Downer EDI Rail Pty Ltd T/A Downer Rail
[2016] FWCA 6785
•20 SEPTEMBER 2016
| [2016] FWCA 6785 |
| FAIR WORK COMMISSION |
DECISION |
Fair Work Act 2009
s.225 - Application for termination of an enterprise agreement after its nominal expiry date
Downer EDI Rail Pty Ltd T/A Downer Rail
(AG2016/5700)
DOWNER EDI RAIL DYNON MAINTENANCE CENTRE ENTERPRISE AGREEMENT 2013-2015
Manufacturing and associated industries | |
DEPUTY PRESIDENT GOSTENCNIK | MELBOURNE, 20 SEPTEMBER 2016 |
Application for termination of the Downer EDI Rail Dynon Maintenance Centre Enterprise Agreement 2013-2015.
[1] Downer EDI Rail Pty Ltd t/a Downer Rail (Applicant) has applied, pursuant to s.225 of the Fair Work Act 2009 (Act) to terminate the Downer EDI Rail Dynon Maintenance Centre Enterprise Agreement 2013-2015 (Agreement). The Agreement is expressed to cover the Applicant and its employees employed at the Downer EDI Rail Dynon Maintenance Centre who are engaged in the classifications prescribed in the Agreement, the “Automotive, Food, Metals, Engineering, Printing and Kindred Industries Union” known as the Australian Manufacturing Workers’ Union (AMWU), the Communications, Electrical, Electronic, Energy, Information, Postal, Plumbing and Allied Services Union of Australia (CEPU) and the Australian Rail, Tram and Bus Industry Union Victorian Branch (RTBU). The Agreement has passed its nominal expiry date.

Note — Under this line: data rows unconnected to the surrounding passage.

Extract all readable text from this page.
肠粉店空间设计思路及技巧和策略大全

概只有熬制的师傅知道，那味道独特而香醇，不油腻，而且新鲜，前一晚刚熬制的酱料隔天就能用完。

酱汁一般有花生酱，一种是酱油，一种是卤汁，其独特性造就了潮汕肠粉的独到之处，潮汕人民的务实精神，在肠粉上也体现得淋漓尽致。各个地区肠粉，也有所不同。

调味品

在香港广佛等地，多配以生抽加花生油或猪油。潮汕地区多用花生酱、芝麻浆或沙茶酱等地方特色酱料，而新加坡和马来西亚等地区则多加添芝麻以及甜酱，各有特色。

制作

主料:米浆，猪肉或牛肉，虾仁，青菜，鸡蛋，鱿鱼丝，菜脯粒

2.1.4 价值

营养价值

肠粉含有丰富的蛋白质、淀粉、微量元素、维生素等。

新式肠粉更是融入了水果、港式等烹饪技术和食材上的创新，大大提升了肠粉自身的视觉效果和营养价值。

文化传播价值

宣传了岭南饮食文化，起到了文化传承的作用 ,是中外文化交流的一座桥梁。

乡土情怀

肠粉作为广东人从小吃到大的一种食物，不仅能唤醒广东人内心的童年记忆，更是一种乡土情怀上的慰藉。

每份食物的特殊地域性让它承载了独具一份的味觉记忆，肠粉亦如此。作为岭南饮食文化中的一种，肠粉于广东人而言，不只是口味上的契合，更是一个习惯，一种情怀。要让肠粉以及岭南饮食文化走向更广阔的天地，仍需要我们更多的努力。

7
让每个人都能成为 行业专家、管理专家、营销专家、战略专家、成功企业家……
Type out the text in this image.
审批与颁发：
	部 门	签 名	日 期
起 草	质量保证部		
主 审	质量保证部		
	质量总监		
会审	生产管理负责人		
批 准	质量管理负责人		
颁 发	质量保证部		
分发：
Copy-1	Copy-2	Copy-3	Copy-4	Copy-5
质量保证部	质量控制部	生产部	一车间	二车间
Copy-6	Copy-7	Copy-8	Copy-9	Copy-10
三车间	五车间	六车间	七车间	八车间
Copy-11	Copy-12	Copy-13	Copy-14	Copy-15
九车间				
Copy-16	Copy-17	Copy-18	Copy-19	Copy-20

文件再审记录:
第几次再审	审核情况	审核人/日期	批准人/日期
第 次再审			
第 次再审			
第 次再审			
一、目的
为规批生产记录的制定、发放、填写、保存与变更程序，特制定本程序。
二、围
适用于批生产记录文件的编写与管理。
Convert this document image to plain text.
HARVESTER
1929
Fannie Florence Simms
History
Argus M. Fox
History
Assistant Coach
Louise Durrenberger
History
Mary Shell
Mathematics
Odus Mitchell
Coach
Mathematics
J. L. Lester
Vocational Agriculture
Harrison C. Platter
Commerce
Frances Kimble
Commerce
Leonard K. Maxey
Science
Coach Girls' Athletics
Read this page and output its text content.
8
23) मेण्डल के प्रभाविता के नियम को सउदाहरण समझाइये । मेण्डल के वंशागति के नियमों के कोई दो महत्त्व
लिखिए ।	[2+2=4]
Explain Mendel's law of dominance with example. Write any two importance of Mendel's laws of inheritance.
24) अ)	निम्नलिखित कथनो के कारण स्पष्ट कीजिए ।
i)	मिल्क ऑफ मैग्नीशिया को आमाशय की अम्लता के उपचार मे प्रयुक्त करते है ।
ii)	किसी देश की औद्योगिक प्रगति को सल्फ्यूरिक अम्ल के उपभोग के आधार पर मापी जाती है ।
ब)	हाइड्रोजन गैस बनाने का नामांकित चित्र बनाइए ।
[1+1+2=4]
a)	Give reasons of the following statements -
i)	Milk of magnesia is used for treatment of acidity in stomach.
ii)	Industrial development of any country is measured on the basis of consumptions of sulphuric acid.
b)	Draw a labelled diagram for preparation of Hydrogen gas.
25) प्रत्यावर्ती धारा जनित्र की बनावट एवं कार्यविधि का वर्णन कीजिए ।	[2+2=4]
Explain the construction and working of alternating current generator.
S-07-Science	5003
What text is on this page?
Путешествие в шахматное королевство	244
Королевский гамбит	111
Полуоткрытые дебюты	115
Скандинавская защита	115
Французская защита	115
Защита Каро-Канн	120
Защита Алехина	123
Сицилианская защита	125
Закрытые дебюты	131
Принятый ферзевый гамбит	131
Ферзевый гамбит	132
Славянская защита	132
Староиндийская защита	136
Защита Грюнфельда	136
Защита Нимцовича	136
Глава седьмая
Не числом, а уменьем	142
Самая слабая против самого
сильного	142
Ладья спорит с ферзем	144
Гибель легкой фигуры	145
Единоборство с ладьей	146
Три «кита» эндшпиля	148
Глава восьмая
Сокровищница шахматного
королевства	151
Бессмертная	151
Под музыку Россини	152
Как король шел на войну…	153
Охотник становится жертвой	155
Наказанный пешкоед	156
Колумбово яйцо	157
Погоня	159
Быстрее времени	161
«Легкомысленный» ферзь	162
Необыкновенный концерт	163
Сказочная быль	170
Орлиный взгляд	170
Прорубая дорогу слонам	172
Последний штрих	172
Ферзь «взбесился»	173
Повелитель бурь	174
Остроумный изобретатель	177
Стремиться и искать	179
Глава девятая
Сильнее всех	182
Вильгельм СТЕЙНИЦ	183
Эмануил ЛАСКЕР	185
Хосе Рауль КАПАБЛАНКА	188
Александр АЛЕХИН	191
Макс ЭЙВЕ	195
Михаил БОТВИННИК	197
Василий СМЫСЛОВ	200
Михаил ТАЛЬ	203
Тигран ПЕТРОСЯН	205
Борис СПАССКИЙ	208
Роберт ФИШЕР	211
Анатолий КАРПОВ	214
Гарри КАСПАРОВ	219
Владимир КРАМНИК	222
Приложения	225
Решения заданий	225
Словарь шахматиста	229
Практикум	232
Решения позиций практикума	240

[2] Section 225 of the Act provides:
“225 Application for termination of an enterprise agreement after its nominal expiry date
If an enterprise agreement has passed its nominal expiry date, any of the following may apply to the FWC for the termination of the agreement:
(a) one or more of the employers covered by the agreement;
(b) an employee covered by the agreement;
(c) an employee organisation covered by the agreement.”
[3] Section 226 of the Act provides:
“226 When the FWC must terminate an enterprise agreement
If an application for the termination of an enterprise agreement is made under section 225, the FWC must terminate the agreement if:
(a) the FWC is satisfied that it is not contrary to the public interest to do so; and
(b) the FWC considers that it is appropriate to terminate the agreement taking into account all the circumstances including:
(i) the views of the employees, each employer, and each employee organisation (if any), covered by the agreement; and
(ii) the circumstances of those employees, employers and organisations including the likely effect that the termination will have on each of them.”
[4] The AMWU, CEPU and RTBU are organisations which are covered by the Agreement. In correspondence to my chambers of 19 September 2016, the AMWU advised that it formally opposes the application, but it will not actively contest it. On 20 September 2016, the RTBU advised that it supports the position of the AMWU, but that it did not oppose the application. On 20 September 2016, the CEPU advised that it had no view or objection to raise in respect of this application. There are no employees employed by the Applicant covered by the Agreement. The Applicant no longer conducts any work at the Maintenance Centre at which the Agreement operates.
[5] Based on the material contained in the employer’s declaration filed with the application, I am satisfied that termination of the Agreement is not contrary to the public interest. Taking into account all of the circumstances including those in s.226(b)(i) and (ii), I consider that it is appropriate to terminate the Agreement. There is nothing before me which raises public interest considerations which might militate against termination of the Agreement. I am satisfied that it is appropriate to approve the termination of the Agreement, and I terminate the Agreement.
[6] The termination will operate from 20 September 2016.